At the next auction he found himself bidding for a tall cupboard. The folksy carving at the top reminded him a little of Westphalia, where he had come from. His bid was the highest and he acquired the cupboard. It needed two porters and a lorry to transport it to his house. His wife was in despair. She cheered up a little when the cupboard proved too tall to go through their front door.
Tongue in cheek, one of the porters asked “Shall we cut off those funny carvings at the top?”
Ronnie had to have it taken back to the auction house to await the next sale. They charged him for a fortnight’s storage!

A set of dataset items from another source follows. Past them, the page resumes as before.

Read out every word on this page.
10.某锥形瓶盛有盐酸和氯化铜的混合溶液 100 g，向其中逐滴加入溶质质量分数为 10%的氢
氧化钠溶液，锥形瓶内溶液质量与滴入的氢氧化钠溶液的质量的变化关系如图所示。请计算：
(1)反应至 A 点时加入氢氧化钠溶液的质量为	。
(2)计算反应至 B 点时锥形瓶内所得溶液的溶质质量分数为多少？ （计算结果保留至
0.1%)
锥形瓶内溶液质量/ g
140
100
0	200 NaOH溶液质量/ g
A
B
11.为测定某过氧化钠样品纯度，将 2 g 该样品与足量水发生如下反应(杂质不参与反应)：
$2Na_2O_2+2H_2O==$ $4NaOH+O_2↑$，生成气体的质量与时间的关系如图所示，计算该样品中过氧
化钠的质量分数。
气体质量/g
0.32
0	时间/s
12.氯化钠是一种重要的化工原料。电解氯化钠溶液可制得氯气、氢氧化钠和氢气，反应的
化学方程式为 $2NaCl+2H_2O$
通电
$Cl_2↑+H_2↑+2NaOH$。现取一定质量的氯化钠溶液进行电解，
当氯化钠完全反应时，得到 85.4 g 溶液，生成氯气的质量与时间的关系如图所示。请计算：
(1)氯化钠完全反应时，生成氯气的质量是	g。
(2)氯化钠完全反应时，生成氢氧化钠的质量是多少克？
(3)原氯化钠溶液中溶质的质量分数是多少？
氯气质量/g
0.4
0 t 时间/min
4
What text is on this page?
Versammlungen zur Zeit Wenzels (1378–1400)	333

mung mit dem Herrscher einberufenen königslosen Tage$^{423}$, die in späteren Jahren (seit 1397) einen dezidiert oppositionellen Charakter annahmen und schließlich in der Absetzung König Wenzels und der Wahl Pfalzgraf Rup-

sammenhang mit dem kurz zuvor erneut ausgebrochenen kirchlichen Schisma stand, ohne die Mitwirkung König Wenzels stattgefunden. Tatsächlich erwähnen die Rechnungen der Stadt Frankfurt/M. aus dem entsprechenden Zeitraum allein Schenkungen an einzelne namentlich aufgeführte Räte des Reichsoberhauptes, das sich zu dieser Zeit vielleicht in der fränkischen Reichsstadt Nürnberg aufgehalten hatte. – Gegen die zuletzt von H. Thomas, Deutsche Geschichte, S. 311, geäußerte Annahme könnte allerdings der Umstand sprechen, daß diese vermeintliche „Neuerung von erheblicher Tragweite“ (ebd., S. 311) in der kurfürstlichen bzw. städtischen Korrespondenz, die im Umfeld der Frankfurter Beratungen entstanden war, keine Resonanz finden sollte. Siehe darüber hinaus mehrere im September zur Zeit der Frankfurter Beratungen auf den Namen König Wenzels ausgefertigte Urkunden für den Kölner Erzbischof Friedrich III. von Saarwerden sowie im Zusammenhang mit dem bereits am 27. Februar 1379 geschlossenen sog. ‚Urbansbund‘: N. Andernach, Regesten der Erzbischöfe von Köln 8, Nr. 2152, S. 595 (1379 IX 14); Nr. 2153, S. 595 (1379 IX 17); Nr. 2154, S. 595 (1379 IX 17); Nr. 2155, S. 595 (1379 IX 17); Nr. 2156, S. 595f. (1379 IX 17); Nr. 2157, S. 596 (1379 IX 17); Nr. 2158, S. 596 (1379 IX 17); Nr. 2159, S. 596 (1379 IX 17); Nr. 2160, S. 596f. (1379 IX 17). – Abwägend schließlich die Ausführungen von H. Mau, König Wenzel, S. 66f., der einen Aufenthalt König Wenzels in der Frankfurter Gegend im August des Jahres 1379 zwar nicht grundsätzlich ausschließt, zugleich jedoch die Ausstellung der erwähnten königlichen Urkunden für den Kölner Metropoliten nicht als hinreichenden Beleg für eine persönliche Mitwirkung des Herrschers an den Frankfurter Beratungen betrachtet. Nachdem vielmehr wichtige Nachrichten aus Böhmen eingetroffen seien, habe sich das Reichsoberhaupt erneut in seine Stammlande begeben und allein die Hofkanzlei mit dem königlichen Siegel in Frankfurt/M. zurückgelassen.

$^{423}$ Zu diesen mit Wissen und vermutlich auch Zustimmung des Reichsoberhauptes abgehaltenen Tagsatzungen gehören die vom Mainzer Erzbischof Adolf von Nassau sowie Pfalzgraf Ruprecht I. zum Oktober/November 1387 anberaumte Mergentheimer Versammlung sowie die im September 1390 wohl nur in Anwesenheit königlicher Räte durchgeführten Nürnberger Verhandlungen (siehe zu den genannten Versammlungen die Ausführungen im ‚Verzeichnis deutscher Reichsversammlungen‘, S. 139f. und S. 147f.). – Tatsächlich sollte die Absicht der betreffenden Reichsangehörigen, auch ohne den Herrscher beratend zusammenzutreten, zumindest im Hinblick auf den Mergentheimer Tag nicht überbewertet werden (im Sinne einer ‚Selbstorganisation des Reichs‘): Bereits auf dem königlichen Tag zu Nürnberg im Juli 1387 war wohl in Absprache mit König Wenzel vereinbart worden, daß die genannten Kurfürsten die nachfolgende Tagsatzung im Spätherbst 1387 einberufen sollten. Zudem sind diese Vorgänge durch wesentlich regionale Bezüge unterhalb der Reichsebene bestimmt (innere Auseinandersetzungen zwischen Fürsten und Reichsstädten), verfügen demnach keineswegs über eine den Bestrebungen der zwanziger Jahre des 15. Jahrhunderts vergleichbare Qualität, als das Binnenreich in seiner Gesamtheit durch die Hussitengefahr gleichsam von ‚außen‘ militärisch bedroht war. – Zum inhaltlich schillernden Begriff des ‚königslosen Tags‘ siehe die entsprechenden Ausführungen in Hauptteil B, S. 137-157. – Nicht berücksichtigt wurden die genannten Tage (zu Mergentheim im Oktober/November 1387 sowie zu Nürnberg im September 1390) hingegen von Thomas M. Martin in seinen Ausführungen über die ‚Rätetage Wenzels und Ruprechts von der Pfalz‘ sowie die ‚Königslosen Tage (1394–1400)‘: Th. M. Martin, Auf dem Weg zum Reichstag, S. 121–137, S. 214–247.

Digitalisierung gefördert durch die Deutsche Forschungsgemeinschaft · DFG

It was sold, eventually, but for less than he had paid for it.
His wife begged him to keep away from auctions and – to the disappointment of McFedyan, the auctioneer – he did miss one. But only one. Friends suggested he needed medical attention but neither he nor his wife would agree to that.
His wife, who, earlier had been so very critical of him, rallied to his defence: “He’s a clever man and a good businessman. You want him locked up, do you? Where? In a madhouse? It’s you – you – who need your heads examined!”